= John Styleman =

British East India Company merchant (1652-1734)

John Styleman (1652-1734) was a British East India Company merchant and administrator in Java and India, and later a director of the company.

==Life and career==
===With the East India Company===
Styleman joined the East India Company as a young man. Arriving in India in about 1684, he served as member of the council of the Governor of Madras from 1694 to 1699, and as mayor of Madras from 1692 to 1695. On his return to Britain he became a director of the company and owned £2,000 of shares.

===On return to England===
In 1697 his brother Francis acquired Danson Park and estate in Bexleyheath, Kent on his behalf, as well as 12 acres of marshland in Plumstead.

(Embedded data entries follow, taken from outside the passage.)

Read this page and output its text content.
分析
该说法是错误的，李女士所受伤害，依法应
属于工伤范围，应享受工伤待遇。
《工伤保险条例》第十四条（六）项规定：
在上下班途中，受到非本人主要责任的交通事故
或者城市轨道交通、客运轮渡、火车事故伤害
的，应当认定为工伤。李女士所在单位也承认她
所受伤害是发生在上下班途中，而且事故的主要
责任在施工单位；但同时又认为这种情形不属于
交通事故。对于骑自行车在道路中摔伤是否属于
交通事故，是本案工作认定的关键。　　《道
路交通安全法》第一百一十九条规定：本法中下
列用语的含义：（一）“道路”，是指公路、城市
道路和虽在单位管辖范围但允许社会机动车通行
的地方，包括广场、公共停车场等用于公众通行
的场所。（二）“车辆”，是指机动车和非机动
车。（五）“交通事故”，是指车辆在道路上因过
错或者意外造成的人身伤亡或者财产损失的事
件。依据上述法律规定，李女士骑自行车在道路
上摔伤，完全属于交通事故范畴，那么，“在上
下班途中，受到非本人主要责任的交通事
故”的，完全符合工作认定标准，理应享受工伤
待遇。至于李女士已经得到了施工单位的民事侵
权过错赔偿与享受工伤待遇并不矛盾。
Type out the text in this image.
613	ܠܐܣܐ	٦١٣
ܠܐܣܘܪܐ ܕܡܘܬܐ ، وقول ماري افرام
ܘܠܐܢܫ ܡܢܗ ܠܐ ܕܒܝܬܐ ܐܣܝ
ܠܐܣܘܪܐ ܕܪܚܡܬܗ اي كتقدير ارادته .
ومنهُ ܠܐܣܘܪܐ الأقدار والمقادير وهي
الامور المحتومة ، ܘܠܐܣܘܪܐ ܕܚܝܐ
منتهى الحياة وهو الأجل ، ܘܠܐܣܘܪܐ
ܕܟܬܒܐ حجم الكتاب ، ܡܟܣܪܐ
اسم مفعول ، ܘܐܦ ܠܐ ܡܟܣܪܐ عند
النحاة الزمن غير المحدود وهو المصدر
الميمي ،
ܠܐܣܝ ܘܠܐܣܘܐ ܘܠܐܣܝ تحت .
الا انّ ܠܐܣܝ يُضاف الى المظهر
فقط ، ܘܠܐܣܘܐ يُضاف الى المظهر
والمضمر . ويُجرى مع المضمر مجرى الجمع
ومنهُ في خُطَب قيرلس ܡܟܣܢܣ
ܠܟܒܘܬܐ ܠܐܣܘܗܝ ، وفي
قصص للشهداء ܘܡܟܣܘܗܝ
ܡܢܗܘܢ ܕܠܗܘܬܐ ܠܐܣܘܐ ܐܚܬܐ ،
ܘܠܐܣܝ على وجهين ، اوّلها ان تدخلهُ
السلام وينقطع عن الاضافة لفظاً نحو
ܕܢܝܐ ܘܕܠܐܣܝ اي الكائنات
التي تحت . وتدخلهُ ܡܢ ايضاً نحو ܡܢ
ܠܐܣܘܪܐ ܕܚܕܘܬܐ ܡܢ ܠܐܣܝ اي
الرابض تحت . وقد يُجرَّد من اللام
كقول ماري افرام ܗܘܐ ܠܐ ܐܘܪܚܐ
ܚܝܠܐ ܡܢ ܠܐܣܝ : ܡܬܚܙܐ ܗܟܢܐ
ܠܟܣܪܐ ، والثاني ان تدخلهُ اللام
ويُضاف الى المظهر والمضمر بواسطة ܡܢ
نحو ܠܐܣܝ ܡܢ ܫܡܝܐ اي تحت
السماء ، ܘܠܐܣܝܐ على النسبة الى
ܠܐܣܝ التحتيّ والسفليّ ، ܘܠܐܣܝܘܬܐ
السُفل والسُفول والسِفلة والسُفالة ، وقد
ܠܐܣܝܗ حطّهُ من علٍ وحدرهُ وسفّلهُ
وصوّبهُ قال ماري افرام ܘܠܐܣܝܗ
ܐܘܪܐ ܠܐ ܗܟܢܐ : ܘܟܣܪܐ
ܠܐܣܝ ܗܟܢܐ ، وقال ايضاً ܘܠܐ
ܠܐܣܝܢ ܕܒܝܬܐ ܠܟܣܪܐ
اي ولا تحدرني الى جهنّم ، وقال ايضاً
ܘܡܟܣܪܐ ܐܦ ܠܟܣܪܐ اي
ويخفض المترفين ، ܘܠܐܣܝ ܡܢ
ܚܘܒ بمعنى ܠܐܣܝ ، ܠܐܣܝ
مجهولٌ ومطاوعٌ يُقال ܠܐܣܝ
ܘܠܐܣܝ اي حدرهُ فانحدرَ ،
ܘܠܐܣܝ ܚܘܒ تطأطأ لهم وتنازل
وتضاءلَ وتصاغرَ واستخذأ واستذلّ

Styleman began to develop Danson Park as a country seat, but his second wife Arabella died there in 1717, and he left the estate in 1723, letting it to John Selwyn MP on a 99-year lease.

Styleman died in 1734. His will stipulated that proceeds from the lease of his property go towards supporting his fifth wife, Mary, and then at her death, half of the proceeds should go to building almshouses for the poor in Bexley. In 1761 the new owner of half of the estate, Sir John Boyd, attempted to acquire the half of the property willed to the charity in Styleman's will, by way of a permanent annuity of £100, but an act of Parliament was required to facilitate this arrangement. This resulted in the Styleman Act 1762 (2 Geo. 3. c. 35 Pr.).

=== Personal life ===
He was married five times and had five children with his first wife Elizabeth. He died at his house in Charterhouse Square, and was buried at Bexley with all his wives except Elizabeth.